Okayama Barazushi (Scattered Sashimi over Rice)
Barazushi is a local style of sushi that uses ingredients from all around the Chugoku region. It’s made with a bowl of sushi rice topped with over a dozen ingredients, from fish and seafood from the Seto Inland Sea to various vegetables like lotus root, carrots, and tender snow peas. Traditionally, commoners weren’t didn’t have the opportunity to enjoy lavish multicourse meals during the feudal era, so barazushi was a way for people to enjoy multiple ingredients in a single dish.
Sawara (Spanish Mackerel)
The most beloved fish in Okayama is sawara (Spanish mackerel), which is enjoyed in many dishes from fresh sashimi to shabu-shabu (hotpot). In fact, Okayama has the highest per capita consumption of sawara fish in all of Japan. With a sweeter and lighter flavor than other types of mackerel, sawara is both delicious and healthy, rich in omega-3 fatty acids. Fresh sawara is preferred by people who normally don’t like the oily flavor of other types of mackerel.
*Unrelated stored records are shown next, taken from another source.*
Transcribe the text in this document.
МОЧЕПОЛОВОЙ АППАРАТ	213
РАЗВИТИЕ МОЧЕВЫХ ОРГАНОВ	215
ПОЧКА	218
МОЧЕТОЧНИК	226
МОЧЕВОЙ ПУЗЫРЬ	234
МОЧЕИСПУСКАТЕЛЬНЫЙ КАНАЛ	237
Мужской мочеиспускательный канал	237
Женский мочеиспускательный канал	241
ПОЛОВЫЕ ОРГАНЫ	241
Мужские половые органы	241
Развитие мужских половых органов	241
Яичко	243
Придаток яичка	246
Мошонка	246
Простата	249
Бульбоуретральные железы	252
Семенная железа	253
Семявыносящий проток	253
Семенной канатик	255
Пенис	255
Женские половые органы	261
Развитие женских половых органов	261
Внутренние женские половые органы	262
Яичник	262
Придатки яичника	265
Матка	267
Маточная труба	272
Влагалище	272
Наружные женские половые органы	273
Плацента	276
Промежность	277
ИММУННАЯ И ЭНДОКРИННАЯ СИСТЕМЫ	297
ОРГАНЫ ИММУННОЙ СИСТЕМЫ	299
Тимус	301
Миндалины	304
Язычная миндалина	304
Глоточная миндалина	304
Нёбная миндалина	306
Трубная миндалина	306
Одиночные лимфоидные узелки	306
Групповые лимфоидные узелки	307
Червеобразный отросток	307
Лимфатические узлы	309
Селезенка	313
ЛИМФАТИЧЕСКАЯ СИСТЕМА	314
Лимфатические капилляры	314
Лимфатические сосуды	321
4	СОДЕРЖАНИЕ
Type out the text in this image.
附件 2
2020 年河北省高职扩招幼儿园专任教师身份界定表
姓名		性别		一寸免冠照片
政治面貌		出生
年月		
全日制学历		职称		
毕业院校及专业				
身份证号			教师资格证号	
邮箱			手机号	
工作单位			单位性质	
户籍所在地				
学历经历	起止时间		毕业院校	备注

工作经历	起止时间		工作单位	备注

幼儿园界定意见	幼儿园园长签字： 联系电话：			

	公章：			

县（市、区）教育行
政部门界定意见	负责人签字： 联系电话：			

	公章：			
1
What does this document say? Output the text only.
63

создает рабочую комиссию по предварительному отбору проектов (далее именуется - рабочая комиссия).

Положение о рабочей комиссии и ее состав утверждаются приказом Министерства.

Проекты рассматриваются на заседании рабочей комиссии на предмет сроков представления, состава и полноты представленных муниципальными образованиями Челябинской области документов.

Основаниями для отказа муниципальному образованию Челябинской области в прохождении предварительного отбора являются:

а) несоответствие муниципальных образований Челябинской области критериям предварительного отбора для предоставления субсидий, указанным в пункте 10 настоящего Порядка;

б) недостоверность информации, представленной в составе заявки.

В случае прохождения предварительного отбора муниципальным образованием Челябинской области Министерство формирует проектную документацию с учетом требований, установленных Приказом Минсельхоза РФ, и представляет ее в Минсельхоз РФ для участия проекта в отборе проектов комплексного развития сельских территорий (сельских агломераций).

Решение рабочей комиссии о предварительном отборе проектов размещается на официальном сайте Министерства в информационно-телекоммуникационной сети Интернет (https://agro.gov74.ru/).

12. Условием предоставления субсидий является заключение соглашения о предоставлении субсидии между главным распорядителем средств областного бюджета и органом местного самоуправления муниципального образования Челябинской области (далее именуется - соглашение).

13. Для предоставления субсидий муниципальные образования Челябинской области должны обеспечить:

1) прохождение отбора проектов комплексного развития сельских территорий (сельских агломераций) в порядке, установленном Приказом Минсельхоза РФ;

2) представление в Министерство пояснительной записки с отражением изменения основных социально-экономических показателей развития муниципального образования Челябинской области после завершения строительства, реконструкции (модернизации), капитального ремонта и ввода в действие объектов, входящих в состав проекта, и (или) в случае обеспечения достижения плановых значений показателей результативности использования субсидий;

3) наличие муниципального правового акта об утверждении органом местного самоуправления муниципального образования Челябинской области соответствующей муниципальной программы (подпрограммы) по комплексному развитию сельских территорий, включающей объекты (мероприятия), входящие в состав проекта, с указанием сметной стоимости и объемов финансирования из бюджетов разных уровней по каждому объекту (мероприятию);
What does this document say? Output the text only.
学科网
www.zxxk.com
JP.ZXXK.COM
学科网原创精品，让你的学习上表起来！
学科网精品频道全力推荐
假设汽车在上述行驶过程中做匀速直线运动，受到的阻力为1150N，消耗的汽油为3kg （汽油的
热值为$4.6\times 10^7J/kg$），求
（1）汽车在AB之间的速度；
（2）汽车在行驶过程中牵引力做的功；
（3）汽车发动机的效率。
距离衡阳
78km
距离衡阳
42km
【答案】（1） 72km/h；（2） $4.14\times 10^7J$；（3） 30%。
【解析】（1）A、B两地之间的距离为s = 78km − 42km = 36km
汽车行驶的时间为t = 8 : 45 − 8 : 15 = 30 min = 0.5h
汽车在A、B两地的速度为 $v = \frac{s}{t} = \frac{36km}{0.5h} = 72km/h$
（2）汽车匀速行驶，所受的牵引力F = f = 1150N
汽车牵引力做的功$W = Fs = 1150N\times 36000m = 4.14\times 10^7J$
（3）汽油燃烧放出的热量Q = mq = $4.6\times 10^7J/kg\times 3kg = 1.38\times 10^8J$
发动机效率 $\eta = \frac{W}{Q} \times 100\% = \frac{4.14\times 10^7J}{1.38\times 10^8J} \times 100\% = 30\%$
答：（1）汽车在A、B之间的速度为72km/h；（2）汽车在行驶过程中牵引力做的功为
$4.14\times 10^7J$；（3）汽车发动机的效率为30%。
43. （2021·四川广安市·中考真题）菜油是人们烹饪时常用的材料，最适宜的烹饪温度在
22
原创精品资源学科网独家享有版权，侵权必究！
Hinase Kakioko (Oyster Okonomiyaki)
Osaka and Hiroshima are the two regions of Japan most famous for their okonomiyaki, a savory pancake made with a vegetable-filled batter. But Okayama, located between the two regions, also has its own delicious style called “Hinase Kakioko,” short for kaki (oyster) okonomiyaki. The dish originated in Hinase, the oyster capital of Okayama, and is made with thick and juicy grilled oysters, fresh from the Seto Inland Sea.
Hiruzen Yakisoba (Stir-fried Noodles from Hiruzen)
Hiruzen yakisoba is a style of stir-fried noodles that can only be found in the Hiruzen plateau area of northern Okayama, which is known for its dairy resorts and winter skiing. While yakisoba is typically made with pork, in the Hiruzen area it’s made with large chunks of locally raised chicken that are stir-fried together with cabbage and noodles in a light sweet-and-spicy miso sauce.
The most famous ingredient from Okayama, succulent white peaches come into season beginning in June, fetching as much as 1,500 yen per peach. There are a number of white peach varieties cultivated in Okayama, which allows people to indulge in the fresh fruit throughout the summer months. Peaches, or “momo” in Japanese, also have a special cultural meaning in Okayama as the hero of the Momotaro folk tale is said to have been discovered by his adoptive parents in a giant white peach floating down the river in this very prefecture.
Muscat and Pione Grapes
In addition to juicy peaches, Okayama is known for its fabulous grapes, in season from May to December. The most famous varieties include luscious muscat grapes nicknamed the “Queen of Fruits” and large seedless “Black Pearl” pione grapes, which have a deeply sweet and fragrant aroma.